INITIAL PRESENTATION

SLE is quite variable in its presentation, and symptoms may develop acutely or insidiously. The diagnosis of SLE may thus be made in both outpatient and inpatient settings. In pediatric patients in particular, new presentations may be severe and require hospitalization.

Classification criteria revised in 1997 by the American College of Rheumatology (ACR) for the study of SLE are commonly used for diagnosis (Table 153-1, Figure 153-1).¹ Although studies in adults show that fulfillment of 4 of 11 criteria have >95% sensitivity and specificity for the diagnosis of SLE, these criteria have not been adequately validated in the pediatric population. Clinical manifestations may evolve over time. It is important to remember that patients who do not yet meet ACR criteria may still have SLE and thus warrant treatment.

Additional symptoms not included in the ACR criteria but often described by patients include malaise, fever, alopecia, myalgias, weight loss, and Raynaud phenomenon.

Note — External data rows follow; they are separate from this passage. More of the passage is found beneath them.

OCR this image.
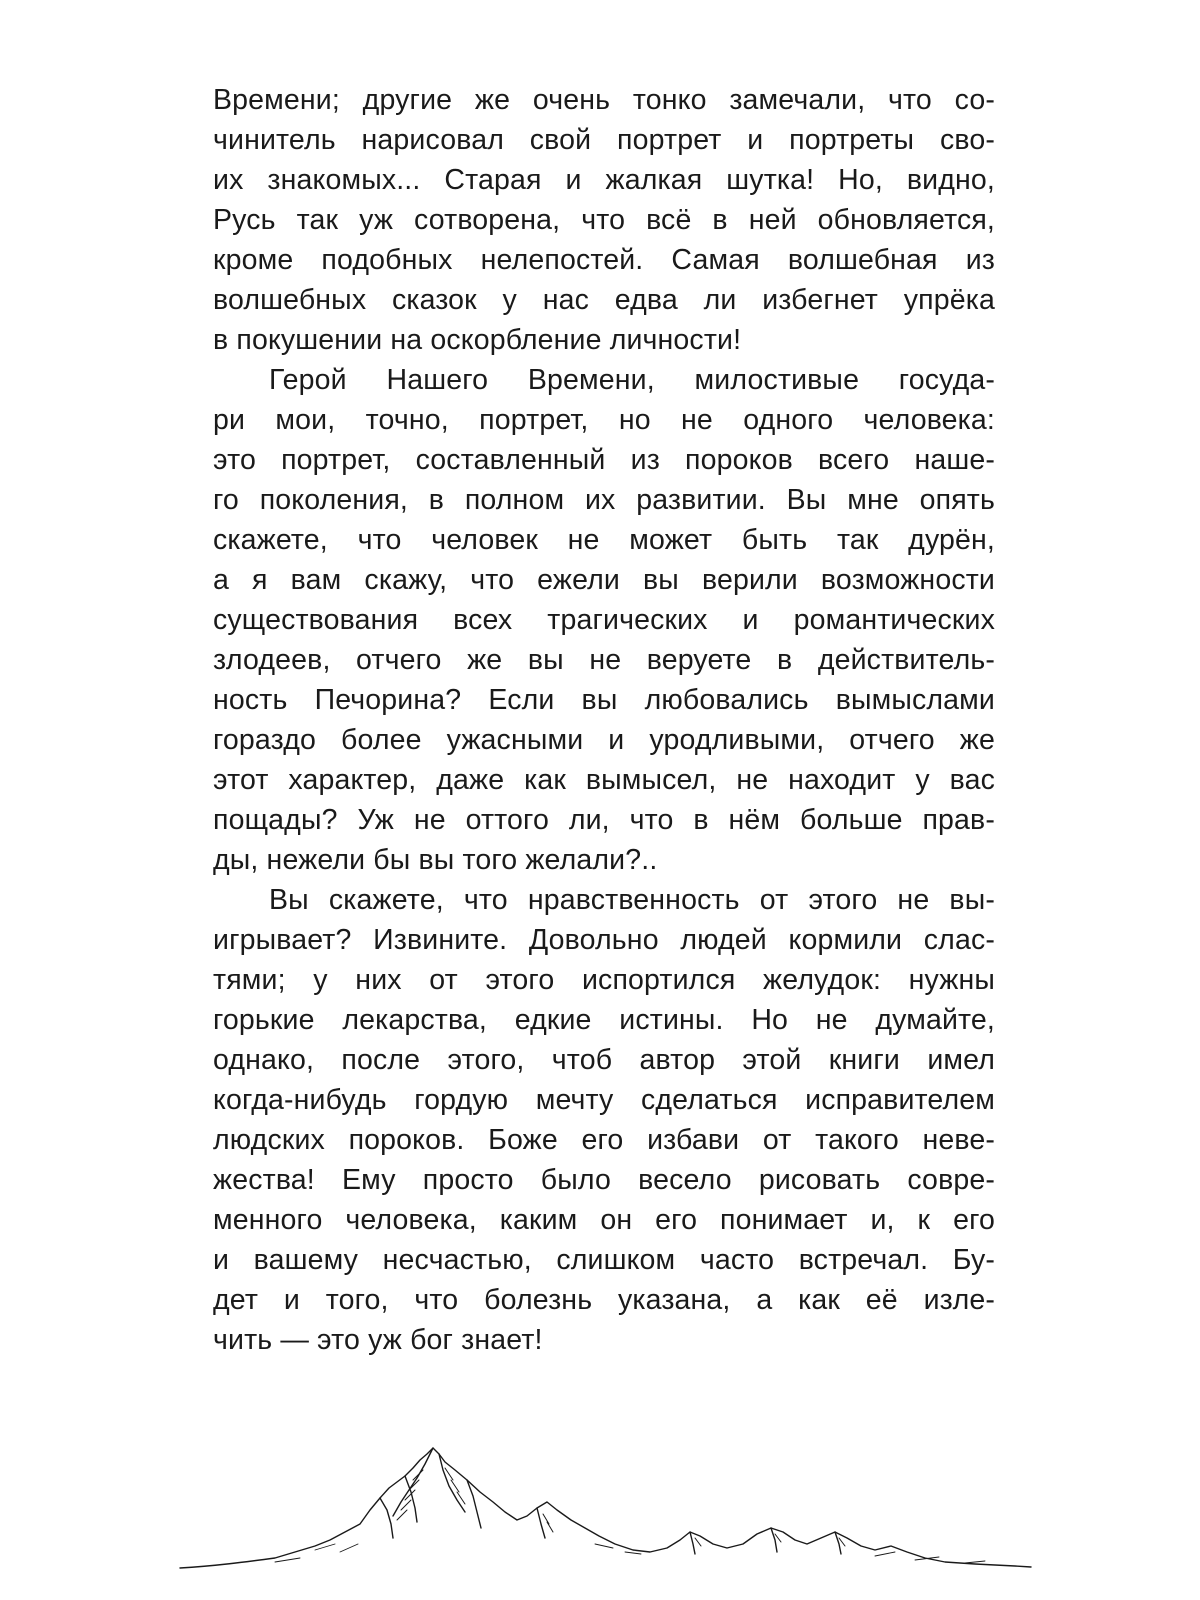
Времени; другие же очень тонко замечали, что со-
чинитель нарисовал свой портрет и портреты сво-
их знакомых... Старая и жалкая шутка! Но, видно,
Русь так уж сотворена, что всё в ней обновляется,
кроме подобных нелепостей. Самая волшебная из
волшебных сказок у нас едва ли избегнет упрёка
в покушении на оскорбление личности!
Герой Нашего Времени, милостивые госуда-
ри мои, точно, портрет, но не одного человека:
это портрет, составленный из пороков всего наше-
го поколения, в полном их развитии. Вы мне опять
скажете, что человек не может быть так дурён,
а я вам скажу, что ежели вы верили возможности
существования всех трагических и романтических
злодеев, отчего же вы не веруете в действитель-
ность Печорина? Если вы любовались вымыслами
гораздо более ужасными и уродливыми, отчего же
этот характер, даже как вымысел, не находит у вас
пощады? Уж не оттого ли, что в нём больше прав-
ды, нежели бы вы того желали?..
Вы скажете, что нравственность от этого не вы-
игрывает? Извините. Довольно людей кормили слас-
тями; у них от этого испортился желудок: нужны
горькие лекарства, едкие истины. Но не думайте,
однако, после этого, чтоб автор этой книги имел
когда-нибудь гордую мечту сделаться исправителем
людских пороков. Боже его избави от такого неве-
жества! Ему просто было весело рисовать совре-
менного человека, каким он его понимает и, к его
и вашему несчастью, слишком часто встречал. Бу-
дет и того, что болезнь указана, а как её изле-
чить — это уж бог знает!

DISEASE COURSE AND PROGNOSIS

SLE is a chronic disease with an often unpredictable remitting and relapsing course. In general, lupus that presents during childhood is more likely to have renal involvement, more severe onset, and require more aggressive therapy as compared to adult onset SLE.² After the first 1 to 2 years of disease, new organs tend not to be involved, with the exception of the central nervous system.

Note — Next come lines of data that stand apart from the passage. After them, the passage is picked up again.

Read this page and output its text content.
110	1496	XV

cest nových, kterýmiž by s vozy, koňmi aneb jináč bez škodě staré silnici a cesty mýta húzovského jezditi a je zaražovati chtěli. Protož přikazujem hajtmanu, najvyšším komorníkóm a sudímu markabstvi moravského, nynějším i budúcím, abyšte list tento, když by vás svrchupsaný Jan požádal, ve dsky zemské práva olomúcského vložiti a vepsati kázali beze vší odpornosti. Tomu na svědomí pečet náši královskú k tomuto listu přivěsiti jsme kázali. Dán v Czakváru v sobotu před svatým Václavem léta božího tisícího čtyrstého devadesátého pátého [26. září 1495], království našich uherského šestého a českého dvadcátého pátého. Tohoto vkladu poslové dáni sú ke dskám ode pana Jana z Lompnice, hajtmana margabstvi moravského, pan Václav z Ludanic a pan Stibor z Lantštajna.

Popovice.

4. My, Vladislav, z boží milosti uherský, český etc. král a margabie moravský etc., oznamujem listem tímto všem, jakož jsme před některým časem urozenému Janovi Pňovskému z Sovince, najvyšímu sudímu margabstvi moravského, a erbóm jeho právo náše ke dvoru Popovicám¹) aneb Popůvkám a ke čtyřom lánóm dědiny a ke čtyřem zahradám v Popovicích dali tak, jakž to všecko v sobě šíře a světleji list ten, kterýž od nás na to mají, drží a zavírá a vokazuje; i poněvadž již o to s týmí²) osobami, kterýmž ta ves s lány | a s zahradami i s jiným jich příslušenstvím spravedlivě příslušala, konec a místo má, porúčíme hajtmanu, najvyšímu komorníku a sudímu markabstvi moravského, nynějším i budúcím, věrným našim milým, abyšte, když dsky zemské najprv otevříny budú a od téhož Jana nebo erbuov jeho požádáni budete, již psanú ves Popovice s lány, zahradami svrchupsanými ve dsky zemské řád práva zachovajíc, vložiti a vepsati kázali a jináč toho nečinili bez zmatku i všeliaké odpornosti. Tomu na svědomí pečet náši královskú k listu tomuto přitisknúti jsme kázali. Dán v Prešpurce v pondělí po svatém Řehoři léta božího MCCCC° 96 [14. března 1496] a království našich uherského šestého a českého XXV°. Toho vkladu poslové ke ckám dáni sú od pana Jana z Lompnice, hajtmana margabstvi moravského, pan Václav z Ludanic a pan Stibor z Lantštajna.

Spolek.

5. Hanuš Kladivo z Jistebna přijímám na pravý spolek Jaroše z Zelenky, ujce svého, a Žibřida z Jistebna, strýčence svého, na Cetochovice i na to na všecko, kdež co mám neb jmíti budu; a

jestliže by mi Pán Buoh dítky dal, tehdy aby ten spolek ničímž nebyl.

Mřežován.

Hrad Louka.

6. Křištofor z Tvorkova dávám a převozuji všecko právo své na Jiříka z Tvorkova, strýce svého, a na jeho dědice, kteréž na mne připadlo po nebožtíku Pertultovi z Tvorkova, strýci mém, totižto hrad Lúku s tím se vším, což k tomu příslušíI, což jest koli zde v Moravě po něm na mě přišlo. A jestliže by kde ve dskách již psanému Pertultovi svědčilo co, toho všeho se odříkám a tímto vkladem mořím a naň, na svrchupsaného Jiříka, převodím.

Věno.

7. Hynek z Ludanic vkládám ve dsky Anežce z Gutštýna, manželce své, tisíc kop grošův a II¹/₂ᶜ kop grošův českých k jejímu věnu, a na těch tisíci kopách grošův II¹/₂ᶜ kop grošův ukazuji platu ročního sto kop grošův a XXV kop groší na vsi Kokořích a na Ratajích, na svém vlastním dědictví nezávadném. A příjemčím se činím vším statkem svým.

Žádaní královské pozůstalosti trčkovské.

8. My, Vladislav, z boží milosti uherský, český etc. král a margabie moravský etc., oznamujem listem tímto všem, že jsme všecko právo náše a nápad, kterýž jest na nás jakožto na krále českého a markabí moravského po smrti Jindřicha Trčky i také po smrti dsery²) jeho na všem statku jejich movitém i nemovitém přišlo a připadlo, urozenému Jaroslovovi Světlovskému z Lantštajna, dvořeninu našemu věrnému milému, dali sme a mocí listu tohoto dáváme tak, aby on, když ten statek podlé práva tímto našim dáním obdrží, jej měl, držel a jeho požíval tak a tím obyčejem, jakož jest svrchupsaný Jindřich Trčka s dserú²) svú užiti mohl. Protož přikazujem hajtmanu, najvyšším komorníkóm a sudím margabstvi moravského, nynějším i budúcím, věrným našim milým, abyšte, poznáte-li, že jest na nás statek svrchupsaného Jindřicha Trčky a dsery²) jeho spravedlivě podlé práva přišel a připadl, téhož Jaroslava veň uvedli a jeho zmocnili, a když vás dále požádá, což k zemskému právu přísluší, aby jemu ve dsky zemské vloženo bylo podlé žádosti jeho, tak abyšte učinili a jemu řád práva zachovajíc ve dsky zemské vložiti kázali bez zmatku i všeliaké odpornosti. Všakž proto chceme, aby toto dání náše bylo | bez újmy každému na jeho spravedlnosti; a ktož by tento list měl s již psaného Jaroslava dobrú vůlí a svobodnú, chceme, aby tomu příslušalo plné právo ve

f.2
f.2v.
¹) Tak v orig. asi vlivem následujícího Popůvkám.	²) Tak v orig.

The long-term prognosis is primarily related to renal disease and central nervous system involvement, which are the main causes of morbidity. Risk factors for poor renal outcome include hypertension, impaired renal function at diagnosis, and specific renal biopsy findings such as diffuse proliferative lupus nephritis.^3,4

The 2-year mortality of SLE approached 100% in the early 1960s. With the use of immunosuppressive treatments and improved management of chronic renal failure, the 20-year survival rate is now >75%.⁵ These increased survival rates are accompanied by greater morbidity related to medication side effects and development of comorbid conditions. Children with lupus are at increased risk for accelerated atherosclerosis, cerebrovascular accident, and myocardial infarction as they age. Risk factors for cardiovascular disease include prolonged use of steroids, coronary vasculitis, obesity, hypertension, lupus nephritis, hyperlipidemia, lupus anticoagulant, and family history of cardiac disease.

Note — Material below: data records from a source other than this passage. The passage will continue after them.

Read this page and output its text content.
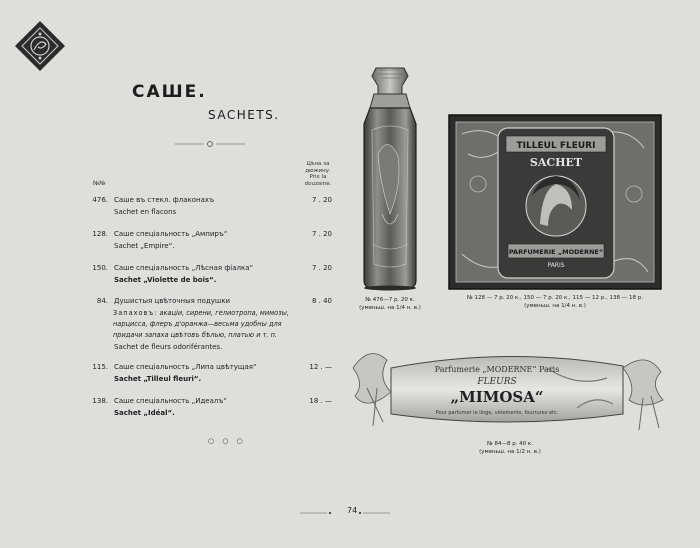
САШЕ.
SACHETS.
Цѣна за дюжину.
Prix la douzaine.
№№
476. Саше въ стекл. флаконахъ	7 . 20
Sachet en flacons
128. Саше спеціальность „Ампиръ“	7 . 20
Sachet „Empire“.
150. Саше спеціальность „Лѣсная фіалка“	7 . 20
Sachet „Violette de bois“.
84. Душистыя цвѣточныя подушки	8 . 40
Запаховъ: акаціи, сирени, гелиотропа, мимозы,
нарцисса, флеръ д'оранжа—весьма удобны для
придачи запаха цвѣтовъ бѣлью, платью и т. п.
Sachet de fleurs odoriférantes.
115. Саше спеціальность „Липа цвѣтущая“	12 . —
Sachet „Tilleul fleuri“.
138. Саше спеціальность „Идеалъ“	18 . —
Sachet „Idéal“.
○ ○ ○
№ 476—7 р. 20 к.
(уменьш. на 1/4 н. в.)
TILLEUL FLEURI
SACHET
PARFUMERIE „MODERNE“
PARIS
№ 128 — 7 р. 20 к., 150 — 7 р. 20 к., 115 — 12 р., 138 — 18 р.
(уменьш. на 1/4 н. в.)
Parfumerie „MODERNE“ Paris
FLEURS
„MIMOSA“
Pour parfumer le linge, vêtements, fourrures etc.
№ 84—8 р. 40 к.
(уменьш. на 1/2 н. в.)
74
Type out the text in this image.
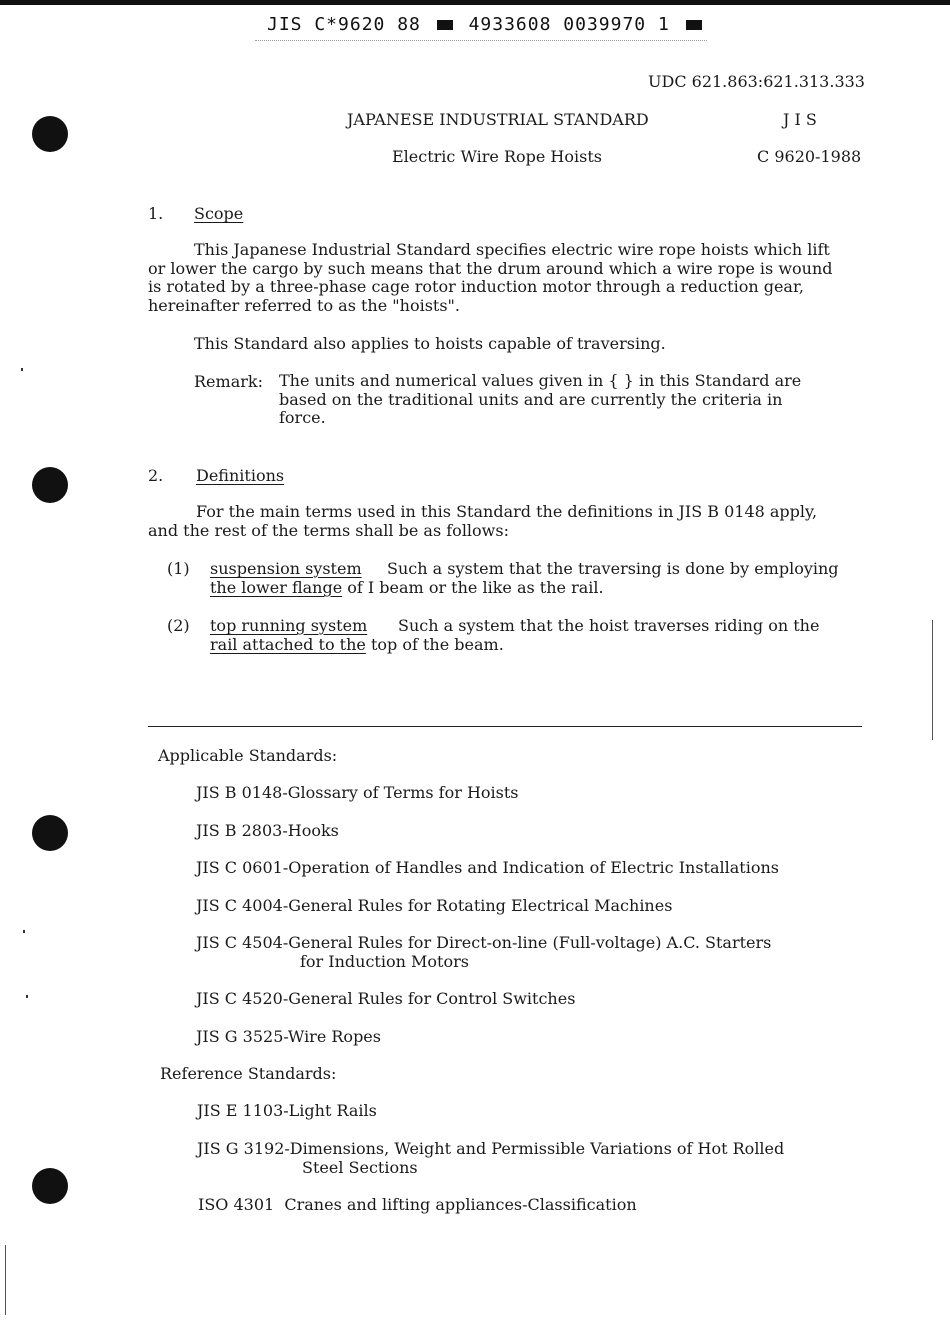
JIS C*9620 88	4933608 0039970 1
UDC 621.863:621.313.333
JAPANESE INDUSTRIAL STANDARD	J I S
Electric Wire Rope Hoists	C 9620-1988
1. Scope
This Japanese Industrial Standard specifies electric wire rope hoists which lift
or lower the cargo by such means that the drum around which a wire rope is wound
is rotated by a three-phase cage rotor induction motor through a reduction gear,
hereinafter referred to as the "hoists".
This Standard also applies to hoists capable of traversing.
Remark: The units and numerical values given in { } in this Standard are
based on the traditional units and are currently the criteria in
force.
2. Definitions
For the main terms used in this Standard the definitions in JIS B 0148 apply,
and the rest of the terms shall be as follows:
(1) suspension system Such a system that the traversing is done by employing
the lower flange of I beam or the like as the rail.
(2) top running system Such a system that the hoist traverses riding on the
rail attached to the top of the beam.
Applicable Standards:
JIS B 0148-Glossary of Terms for Hoists
JIS B 2803-Hooks
JIS C 0601-Operation of Handles and Indication of Electric Installations
JIS C 4004-General Rules for Rotating Electrical Machines
JIS C 4504-General Rules for Direct-on-line (Full-voltage) A.C. Starters
for Induction Motors
JIS C 4520-General Rules for Control Switches
JIS G 3525-Wire Ropes
Reference Standards:
JIS E 1103-Light Rails
JIS G 3192-Dimensions, Weight and Permissible Variations of Hot Rolled
Steel Sections
ISO 4301  Cranes and lifting appliances-Classification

Overwhelming infection is the most frequent cause of mortality among children with SLE, and those with active disease are at the greatest risk of developing an infection. Children with SLE are immunocompromised by the disease itself (i.e. neutropenia, lymphopenia, hypocomplementemia, functional asplenia) as well as by immunosuppressive medications used to treat the disease. These medications may also mask fever and other signs of infection, complicating the ability to distinguish between lupus flares and acute infection. Other major causes of mortality include renal failure, central nervous system disease, pulmonary hemorrhage, and myocardial infarction.

NEONATAL LUPUS

Neonatal lupus is a distinct, uncommon condition found in infants born to mothers with anti-SSA/Ro and/or anti-SSB/La antibodies. The mothers may or may not have other evidence of systemic autoimmune disease; many are asymptomatic. Transplacental passage of these autoantibodies can cause a range of symptoms in the infant including rash, congenital heart block, anemia or thrombocytopenia, and hepatitis. Congenital heart block is the most worrisome feature and can be detected as early as the second trimester (Figure 153-2). Congenital heart block associated with neonatal lupus is thought to occur when transplacental passage of maternal autoantibodies to the intracellular ribonucleoproteins Ro (SS-A) and La (SS-B) cross the placenta and injure the previously normal fetal heart. Even when detected early in pregnancy, studies have not shown benefit with immunosuppressive treatment. Complete heart block is not reversible and requires placement of a pacemaker after birth. These infants are also at risk of subsequent cardiomyopathy. In contrast, the other clinical manifestations generally resolve over several months as the maternal antibodies are cleared.